Nous souhaitons travailler ensemble pour parvenir à un accord entre le MERCOSUR et l'Union européenne. Nous voulons trouver un dénominateur commun juste, équilibré, qui
permette des résultats importants dans le cycle de Doha, au bénéfice des pays plus pauvres et qui renforce le multilatéralisme.
Nous avons signé, en 2005, un accord sur la construction d'un pont entre l'Amapa et la Guyane, sur le fleuve Oyapock. Cet accord a été adopté par le Congrès brésilien et nous
savons que nous aurons l'appui du Président CHIRAC pour qu'il soit adopté le plus vite possible par le parlement français. Ceci permettra une meilleure intégration physique entre
les deux Etats.
Nous adoptons une initiative pour encourager l'enseignement du portugais en France et du français au Brésil, ainsi que les échanges académiques. Nous voulons également intensifier notre coopération sur des thèmes liés à la défense, à la recherche et au développement, à la formation, les échanges de formateurs et la collaboration en recherche et développement. Un bon exemple de cette coopération est l'implantation d'une usine à Saõ José dos Campos pour produire des fuselages d'hélicoptères, pour être commercialisés au niveau mondial.
Et pour couronner l'approche entre nos deux pays, et entre les peuples brésiliens et les français, nous annonçons la réalisation, en 2009, de l'"Année de la France au Brésil". Je suis tout à fait sûr que, tout comme l'"Année du Brésil en France", cette année va dépasser toutes les attentes.
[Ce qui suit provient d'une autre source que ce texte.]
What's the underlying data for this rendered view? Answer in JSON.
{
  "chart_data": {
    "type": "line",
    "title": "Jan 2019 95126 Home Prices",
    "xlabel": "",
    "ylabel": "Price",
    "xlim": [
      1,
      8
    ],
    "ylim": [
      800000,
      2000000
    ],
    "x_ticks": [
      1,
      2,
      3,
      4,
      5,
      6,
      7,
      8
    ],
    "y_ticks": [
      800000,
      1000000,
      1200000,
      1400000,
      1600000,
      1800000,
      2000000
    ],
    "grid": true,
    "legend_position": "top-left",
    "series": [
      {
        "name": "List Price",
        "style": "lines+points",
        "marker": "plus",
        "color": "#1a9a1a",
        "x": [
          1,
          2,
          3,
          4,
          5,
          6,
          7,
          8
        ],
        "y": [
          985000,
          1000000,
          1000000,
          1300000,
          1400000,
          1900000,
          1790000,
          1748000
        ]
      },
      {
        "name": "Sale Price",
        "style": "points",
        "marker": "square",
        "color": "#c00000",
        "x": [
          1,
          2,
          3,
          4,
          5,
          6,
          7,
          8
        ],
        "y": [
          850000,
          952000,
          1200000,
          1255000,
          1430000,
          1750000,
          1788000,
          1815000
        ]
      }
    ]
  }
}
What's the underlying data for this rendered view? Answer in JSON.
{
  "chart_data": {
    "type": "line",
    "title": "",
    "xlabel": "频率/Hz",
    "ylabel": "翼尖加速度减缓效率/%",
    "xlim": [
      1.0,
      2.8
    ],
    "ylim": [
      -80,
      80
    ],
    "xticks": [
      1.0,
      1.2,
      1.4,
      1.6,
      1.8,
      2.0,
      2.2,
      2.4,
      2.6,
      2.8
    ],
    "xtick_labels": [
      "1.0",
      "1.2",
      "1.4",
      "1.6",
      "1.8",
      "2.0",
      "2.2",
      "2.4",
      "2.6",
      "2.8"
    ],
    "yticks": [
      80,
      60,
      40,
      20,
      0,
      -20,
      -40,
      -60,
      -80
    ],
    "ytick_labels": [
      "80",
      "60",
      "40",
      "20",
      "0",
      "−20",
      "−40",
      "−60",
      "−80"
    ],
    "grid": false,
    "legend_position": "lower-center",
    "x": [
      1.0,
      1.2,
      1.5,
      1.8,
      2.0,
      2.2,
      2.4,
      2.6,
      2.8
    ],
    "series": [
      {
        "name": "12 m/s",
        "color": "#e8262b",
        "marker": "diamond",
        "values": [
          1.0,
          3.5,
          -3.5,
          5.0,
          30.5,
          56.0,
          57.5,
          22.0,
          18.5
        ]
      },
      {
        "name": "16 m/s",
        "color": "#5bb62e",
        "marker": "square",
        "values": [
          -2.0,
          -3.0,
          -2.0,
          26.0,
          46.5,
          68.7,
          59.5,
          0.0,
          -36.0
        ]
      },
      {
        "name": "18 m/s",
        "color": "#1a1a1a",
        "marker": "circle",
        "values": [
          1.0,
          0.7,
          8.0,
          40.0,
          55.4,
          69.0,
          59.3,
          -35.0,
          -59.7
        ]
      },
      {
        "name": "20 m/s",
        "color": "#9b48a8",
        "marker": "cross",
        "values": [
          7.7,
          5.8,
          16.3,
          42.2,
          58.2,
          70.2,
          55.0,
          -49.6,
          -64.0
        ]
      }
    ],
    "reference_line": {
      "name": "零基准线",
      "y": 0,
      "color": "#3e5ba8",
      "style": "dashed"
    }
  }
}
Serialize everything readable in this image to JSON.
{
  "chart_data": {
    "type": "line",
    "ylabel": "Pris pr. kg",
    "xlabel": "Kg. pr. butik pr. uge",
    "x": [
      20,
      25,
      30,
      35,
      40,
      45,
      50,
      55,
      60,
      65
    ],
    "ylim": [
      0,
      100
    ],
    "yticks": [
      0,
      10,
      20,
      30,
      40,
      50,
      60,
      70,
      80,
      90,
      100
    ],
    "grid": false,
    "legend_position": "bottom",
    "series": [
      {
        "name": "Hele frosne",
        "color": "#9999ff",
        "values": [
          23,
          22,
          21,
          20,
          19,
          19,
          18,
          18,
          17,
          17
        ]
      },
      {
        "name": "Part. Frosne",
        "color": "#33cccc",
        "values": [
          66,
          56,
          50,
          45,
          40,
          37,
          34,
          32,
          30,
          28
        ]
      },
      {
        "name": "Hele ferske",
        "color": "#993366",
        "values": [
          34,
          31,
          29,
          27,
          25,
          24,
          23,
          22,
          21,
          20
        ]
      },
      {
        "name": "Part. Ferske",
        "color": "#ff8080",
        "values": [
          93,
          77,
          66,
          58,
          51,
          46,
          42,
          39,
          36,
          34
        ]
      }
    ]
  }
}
Enfin, nous ne l'avons pas insérée dans le protocole parce que n'était pas possible, mais l'intention est que le Brésil et la France soient dans la finale de la Coupe du monde 2006. La France veut naturellement certainement gagner cette coupe, et le Président CHIRAC a dit qu'il allait penser à ce sujet, et nous allons attendre le résultat. Merci.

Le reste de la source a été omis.